Historical data - Looking backward while looking forward

Looking at historical procurability is another way you can help ensure the resilience of your BOM. Choosing parts based on current availability won’t help you determine if they’ll still be available once your design is sent to manufacturing.

Unpredictable elements can influence a part’s future availability at any time. It’s important that we also understand a part’s supply and demand history to help us to see more trends over time. There are many tools to help you understand historical trends. Adding the procurability of manufacturer part numbers (MPNs) to your decision-making calculus will ensure a much better chance of keeping the production lines moving.

Alternate Parts

In today’s environment, making informed decisions with limited information won’t suffice. One needs to be proactively reviewing your bill of materials to ensure availability, and that enough alternative parts are chosen, in anticipation of production issues. As you’re selecting parts, utilizing all the available component data to validate and specify multiple part alternatives can help you mitigate supply chain risk before the design is sent to manufacturing. When supply issues occur, you won’t always find alternate parts that meet the form, fit, and function of your current component selection; you may only find two of the attributes.

But by using tools like the Nexar API for identifying potential alternate parts from Octopart, you can also see what components are available. This helps to select which alternates to use at the beginning of your design process.

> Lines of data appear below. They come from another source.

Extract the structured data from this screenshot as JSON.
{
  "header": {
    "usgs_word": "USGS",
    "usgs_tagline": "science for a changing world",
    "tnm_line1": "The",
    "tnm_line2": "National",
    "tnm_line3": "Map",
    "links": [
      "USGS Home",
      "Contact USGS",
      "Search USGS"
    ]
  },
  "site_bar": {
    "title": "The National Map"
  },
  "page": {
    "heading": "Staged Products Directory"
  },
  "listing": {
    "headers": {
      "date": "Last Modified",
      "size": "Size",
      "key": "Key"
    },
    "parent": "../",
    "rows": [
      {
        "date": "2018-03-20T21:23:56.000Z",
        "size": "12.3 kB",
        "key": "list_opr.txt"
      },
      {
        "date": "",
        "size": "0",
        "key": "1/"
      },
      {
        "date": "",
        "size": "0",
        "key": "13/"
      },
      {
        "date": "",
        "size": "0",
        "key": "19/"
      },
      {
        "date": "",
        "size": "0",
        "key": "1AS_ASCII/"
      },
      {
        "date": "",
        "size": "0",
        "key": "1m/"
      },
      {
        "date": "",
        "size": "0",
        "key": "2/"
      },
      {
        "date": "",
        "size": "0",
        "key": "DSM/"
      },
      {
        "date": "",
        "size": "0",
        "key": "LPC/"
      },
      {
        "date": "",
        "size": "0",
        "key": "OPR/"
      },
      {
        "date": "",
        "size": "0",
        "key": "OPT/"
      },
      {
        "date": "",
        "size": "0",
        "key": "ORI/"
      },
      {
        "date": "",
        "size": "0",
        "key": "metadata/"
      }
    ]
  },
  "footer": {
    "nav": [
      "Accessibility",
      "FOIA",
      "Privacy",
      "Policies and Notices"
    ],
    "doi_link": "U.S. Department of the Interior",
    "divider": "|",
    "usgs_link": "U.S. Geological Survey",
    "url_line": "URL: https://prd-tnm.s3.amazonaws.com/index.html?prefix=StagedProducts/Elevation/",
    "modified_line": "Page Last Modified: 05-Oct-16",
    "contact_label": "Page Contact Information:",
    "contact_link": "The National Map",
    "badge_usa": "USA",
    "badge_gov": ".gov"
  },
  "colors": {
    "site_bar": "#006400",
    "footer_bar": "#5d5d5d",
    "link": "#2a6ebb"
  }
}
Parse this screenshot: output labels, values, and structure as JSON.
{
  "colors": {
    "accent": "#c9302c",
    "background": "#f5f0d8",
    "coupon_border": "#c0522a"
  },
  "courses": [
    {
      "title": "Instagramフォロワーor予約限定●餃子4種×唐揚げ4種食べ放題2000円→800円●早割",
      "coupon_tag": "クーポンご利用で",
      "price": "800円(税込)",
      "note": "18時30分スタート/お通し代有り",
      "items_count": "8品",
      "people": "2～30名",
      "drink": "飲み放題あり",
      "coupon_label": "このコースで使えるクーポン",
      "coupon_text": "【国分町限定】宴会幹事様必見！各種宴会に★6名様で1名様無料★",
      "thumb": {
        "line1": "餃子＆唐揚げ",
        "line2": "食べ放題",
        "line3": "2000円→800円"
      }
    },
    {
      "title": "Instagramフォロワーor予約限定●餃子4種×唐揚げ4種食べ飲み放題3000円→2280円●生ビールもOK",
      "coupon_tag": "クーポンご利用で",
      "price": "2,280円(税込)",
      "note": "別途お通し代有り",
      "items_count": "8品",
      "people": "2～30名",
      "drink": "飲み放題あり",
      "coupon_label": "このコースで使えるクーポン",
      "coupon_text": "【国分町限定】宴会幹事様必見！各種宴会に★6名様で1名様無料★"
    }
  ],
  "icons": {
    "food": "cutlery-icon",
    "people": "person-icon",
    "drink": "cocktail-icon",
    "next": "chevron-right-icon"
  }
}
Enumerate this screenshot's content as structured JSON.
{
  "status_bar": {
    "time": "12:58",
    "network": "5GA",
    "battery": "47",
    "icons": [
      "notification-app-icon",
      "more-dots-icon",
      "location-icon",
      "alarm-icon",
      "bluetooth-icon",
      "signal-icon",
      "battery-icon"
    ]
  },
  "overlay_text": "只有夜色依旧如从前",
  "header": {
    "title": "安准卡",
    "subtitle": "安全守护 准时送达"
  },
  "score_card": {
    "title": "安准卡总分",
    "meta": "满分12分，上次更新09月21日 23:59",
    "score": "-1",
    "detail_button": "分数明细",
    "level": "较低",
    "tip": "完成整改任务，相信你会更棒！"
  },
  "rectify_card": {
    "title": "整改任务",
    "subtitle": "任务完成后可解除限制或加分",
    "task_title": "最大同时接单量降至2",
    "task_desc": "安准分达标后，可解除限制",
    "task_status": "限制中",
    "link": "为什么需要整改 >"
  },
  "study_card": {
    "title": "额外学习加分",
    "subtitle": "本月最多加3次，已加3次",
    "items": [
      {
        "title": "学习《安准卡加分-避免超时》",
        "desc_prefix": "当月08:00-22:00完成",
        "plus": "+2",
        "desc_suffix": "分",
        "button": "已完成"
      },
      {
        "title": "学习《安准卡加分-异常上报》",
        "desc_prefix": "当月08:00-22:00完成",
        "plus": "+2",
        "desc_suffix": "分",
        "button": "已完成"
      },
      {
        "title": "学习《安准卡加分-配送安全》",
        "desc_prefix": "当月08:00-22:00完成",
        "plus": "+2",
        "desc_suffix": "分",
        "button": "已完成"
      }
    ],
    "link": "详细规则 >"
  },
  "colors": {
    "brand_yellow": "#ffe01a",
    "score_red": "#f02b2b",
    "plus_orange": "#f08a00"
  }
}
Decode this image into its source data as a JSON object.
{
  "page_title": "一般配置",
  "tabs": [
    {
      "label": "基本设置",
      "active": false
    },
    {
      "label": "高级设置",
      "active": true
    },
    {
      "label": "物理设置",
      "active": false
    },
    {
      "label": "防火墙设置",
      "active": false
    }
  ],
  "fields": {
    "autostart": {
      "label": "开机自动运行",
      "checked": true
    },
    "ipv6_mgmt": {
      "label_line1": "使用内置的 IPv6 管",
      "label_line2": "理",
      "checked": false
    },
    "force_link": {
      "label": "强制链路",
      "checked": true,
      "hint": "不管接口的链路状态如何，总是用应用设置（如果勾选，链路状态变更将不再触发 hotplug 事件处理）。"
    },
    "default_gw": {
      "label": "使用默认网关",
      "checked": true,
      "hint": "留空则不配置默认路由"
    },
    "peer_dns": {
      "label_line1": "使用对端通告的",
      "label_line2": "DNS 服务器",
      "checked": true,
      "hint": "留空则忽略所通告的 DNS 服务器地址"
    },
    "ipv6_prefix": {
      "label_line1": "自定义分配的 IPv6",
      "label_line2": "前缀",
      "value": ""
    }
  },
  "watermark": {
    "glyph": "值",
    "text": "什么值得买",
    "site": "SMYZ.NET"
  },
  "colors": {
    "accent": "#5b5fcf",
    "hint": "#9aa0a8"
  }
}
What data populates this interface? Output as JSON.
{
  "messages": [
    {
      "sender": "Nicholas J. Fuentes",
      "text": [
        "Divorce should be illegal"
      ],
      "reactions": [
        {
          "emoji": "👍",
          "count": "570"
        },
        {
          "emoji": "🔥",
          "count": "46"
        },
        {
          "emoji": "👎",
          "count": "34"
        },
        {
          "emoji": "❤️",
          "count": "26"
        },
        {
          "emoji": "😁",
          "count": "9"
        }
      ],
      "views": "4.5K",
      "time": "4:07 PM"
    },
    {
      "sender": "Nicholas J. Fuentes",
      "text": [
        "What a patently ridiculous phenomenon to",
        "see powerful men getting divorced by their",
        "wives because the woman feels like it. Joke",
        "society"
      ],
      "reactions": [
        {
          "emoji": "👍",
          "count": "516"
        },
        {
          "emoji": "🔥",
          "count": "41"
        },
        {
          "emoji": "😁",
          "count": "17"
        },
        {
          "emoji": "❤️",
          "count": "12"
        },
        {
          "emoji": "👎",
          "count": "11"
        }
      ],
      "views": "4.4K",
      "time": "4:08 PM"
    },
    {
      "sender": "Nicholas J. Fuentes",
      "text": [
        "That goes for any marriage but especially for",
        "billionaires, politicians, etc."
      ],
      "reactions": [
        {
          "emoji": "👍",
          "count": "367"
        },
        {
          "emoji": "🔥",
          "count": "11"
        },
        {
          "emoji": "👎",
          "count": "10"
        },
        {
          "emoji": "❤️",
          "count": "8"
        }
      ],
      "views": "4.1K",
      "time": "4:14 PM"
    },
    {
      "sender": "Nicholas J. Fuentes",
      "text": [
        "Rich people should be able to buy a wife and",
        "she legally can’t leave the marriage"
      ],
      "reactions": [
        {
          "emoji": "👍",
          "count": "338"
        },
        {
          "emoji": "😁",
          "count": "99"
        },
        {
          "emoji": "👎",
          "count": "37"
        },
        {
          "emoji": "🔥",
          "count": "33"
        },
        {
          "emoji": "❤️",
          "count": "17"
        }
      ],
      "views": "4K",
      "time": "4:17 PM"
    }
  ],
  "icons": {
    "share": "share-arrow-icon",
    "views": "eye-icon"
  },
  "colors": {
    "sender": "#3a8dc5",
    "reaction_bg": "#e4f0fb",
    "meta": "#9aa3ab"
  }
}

Those Who Fail to Learn From History are Doomed to Repeat it

When you look back in time and you either look at your specific supplier or all authorized suppliers, you’re actually able to paint a realistic picture for yourself of what’s to come. For example, a prime contractor once paid a $7 million dollar penalty to the government because they didn’t meet Defense Federal Act Regulations (DFAR). The product wasn’t manufactured on time because some of the parts they selected for their boards weren’t available by the time they were sent for manufacturing.

What went wrong?

Well for starters they didn’t look back. They didn’t look at the historical procurability of each part, which would tell them the best and worst parts to add the BOM. They didn’t take advantage of this information to figure out their risk tolerance and unfortunately, that cost them a major contract along with a hefty penalty.

Understanding Your Risk Tolerance

You need to figure out a bit of math for each component on your BOM so that you can understand the level of risk involved with the amount of product you need and when you plan on making a purchase.

Difficult? Time consuming? There are efficient solutions. A few businesses offer services to help make more informed decisions. For example, the Spectra Supply Chain Resilience report will utilize over a decade of data from nearly 300 different data sources to show you the supply chain risk for each part in your BOM. But no matter what service you use, knowing the risks associated with your parts will help ensure your BOM is resilient, and your product will be built well into the future.

Parametric matches aren’t everything! A new way to look at parts: Procurability. Is equal to the number of days that your parts were sitting on a shelf ready-to-buy, in volumes equal to what you consume annually, divided by 365 days in a year. This tells you what % of the year you could acquire stock over a calendar year. This info helps anyone identify if a part is a disaster waiting to happen, once you ask your Buyers to bring in an alternate to keep the production moving along… Sorry, the part hasn’t been available for 8 months. Huh? What will we do? Not respin another board!

Bringing it all together

A resilient BOM is probably your most important weapon against disruption and delivers the ability to quickly recover from supply chain interruptions without significant impact on operations and customer timelines. Supply chain interruption remains an unpredictable and problematic concern for the electronic design and manufacturing industry. Taking these three things into consideration will help you navigate potential supply chain issues, avoid respinning boards, and ensure the manufacturability of your designs, both in the present and future.